Walmart Labs' sample (and simplistic) Social Genome Platform dashboard.
Walmart Labs is well on its way to making this sort of scenario a reality. But Lamba says it's not easy. Besides the technology, of course, there are people issues. Not every domain expert wants to or should be working with big-data. But identifying those who do, and can, means more power to the business -- and that's good no matter what holiday season is upon us.
@Beth: When ten years ago I met the concept of faceted navigation in Marti Hearst's papers, I have been impressed by the similarity of faceted navigation with classical multidimensional OLAP approach, as analyzed in many accademic papers (for example, www.siam.org/proceedings/datamining/2009/dm09_103_zhangd.pdf or nadav.harel.org.il/papers/p33-ben-yitzhak.pdf ). But I have always been puzzled by the difficulty for this concept to gain ground in the Enterprise, where only numerical and structured data were analized in OLAP cubes, while faceted search was, at best, used by information architects to navigate intranet pages; missing completely, apart few experiences, the potentiality of analyze contextually numerical and textual informations. Maybe now is the right time, as the WalMart project suggests, when social media data are approaching the volume of traditional numerical data. Recent examples, http://iswc2011.semanticweb.org/fileadmin/iswc/Papers/Research_Paper/12/70310001.pdf, testify the interest in the concept, but the approach is still quite traditional. I haven't personal experiences of large scale projects geared toward real-time facets extraction from social streaming, but I suppose that good canditates for an implementation stack could be Kafka, Storm, Lucene and Bobo.
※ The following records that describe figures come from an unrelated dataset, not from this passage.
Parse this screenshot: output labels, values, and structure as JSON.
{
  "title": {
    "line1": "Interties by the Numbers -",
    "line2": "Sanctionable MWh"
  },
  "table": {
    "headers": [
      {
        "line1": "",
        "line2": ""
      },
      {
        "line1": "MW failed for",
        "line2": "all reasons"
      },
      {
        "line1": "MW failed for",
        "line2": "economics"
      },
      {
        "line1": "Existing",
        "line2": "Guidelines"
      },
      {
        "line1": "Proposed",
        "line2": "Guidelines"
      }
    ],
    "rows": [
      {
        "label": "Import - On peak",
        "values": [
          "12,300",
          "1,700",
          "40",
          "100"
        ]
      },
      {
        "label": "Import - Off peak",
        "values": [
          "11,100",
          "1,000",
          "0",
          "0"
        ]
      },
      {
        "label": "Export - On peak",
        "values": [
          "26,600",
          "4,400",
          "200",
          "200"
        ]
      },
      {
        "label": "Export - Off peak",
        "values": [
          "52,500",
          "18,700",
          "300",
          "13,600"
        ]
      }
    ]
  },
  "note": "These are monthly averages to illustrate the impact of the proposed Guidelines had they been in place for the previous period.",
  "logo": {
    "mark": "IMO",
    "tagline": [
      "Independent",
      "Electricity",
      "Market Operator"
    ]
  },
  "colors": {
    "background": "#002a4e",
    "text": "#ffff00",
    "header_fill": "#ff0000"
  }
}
@Andrea Scarso, thanks for jumping into the conversation. Let me ask, where have you seen "faceted search meets social big data" on a smaller scale? (I'm not implying it hasn't been, just curious if you can point us to some cool examples.)
Agreed, the niche suppliers are going to be on very shaky ground. I know someone who has done business with WalMart in the past, it's been tough to get on the shelves in the first place for a long time. I can only see that getting more difficult when they are looking at trending products more closely.
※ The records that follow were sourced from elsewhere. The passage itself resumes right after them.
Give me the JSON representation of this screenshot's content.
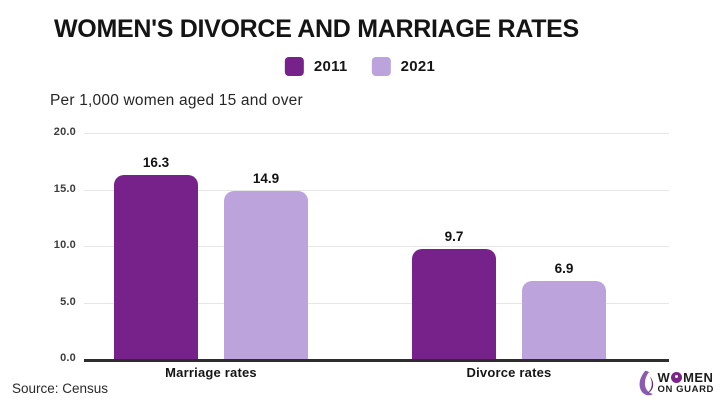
{
  "title": "WOMEN'S DIVORCE AND MARRIAGE RATES",
  "subtitle": "Per 1,000 women aged 15 and over",
  "source": "Source: Census",
  "chart_data": {
    "type": "bar",
    "title": "WOMEN'S DIVORCE AND MARRIAGE RATES",
    "subtitle": "Per 1,000 women aged 15 and over",
    "categories": [
      "Marriage rates",
      "Divorce rates"
    ],
    "series": [
      {
        "name": "2011",
        "color": "#77218A",
        "values": [
          16.3,
          9.7
        ]
      },
      {
        "name": "2021",
        "color": "#BDA3DC",
        "values": [
          14.9,
          6.9
        ]
      }
    ],
    "xlabel": "",
    "ylabel": "",
    "ylim": [
      0,
      20
    ],
    "yticks": [
      20,
      15,
      10,
      5,
      0
    ],
    "ytick_format": "one_decimal",
    "grid": true,
    "value_labels": true,
    "legend_position": "top-center",
    "source": "Source: Census"
  },
  "logo": {
    "line1": "WOMEN",
    "line2": "ON GUARD",
    "accent": "#7B2687"
  },
  "colors": {
    "background": "#ffffff",
    "title_text": "#141414",
    "gridline": "#e6e6e6",
    "axis": "#2d2d2d",
    "bar_2011": "#77218A",
    "bar_2021": "#BDA3DC"
  }
}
I also think small businesses that have managed to gain shelf space at WalMart will have a potentially shorter window of opportunity to prove themselves in sales. I can see some losing shelfspace because Wal Mart determined that the vendor's product did not meet sales targets. I am not fully familiar with the process, but that's my first immediate thought. I am open to other thoughts on this.
@Callmebob, agreed, although WalMart has been better at collecting data for a long time this new platform seems to be turning them toward competing more closely with small specialty shops that stock items becasue customers asked for them or it's what the operator is "into". This lets WalMart be as flexible as the smaller shops which was one of their last saving graces.
If small retailers didn't have enough to worry about, WalMart Labs with their Social Genome Platform can dominate them on the big data analysis front. Their dashboard gives their business managers the ability to whittle down their merchandising assumptions and increase their home run capabilities. The small fry retailer won't have that luxury and find it easier to be a trend follower if they can identify it. And following WalMart does not constitute a winning business formula.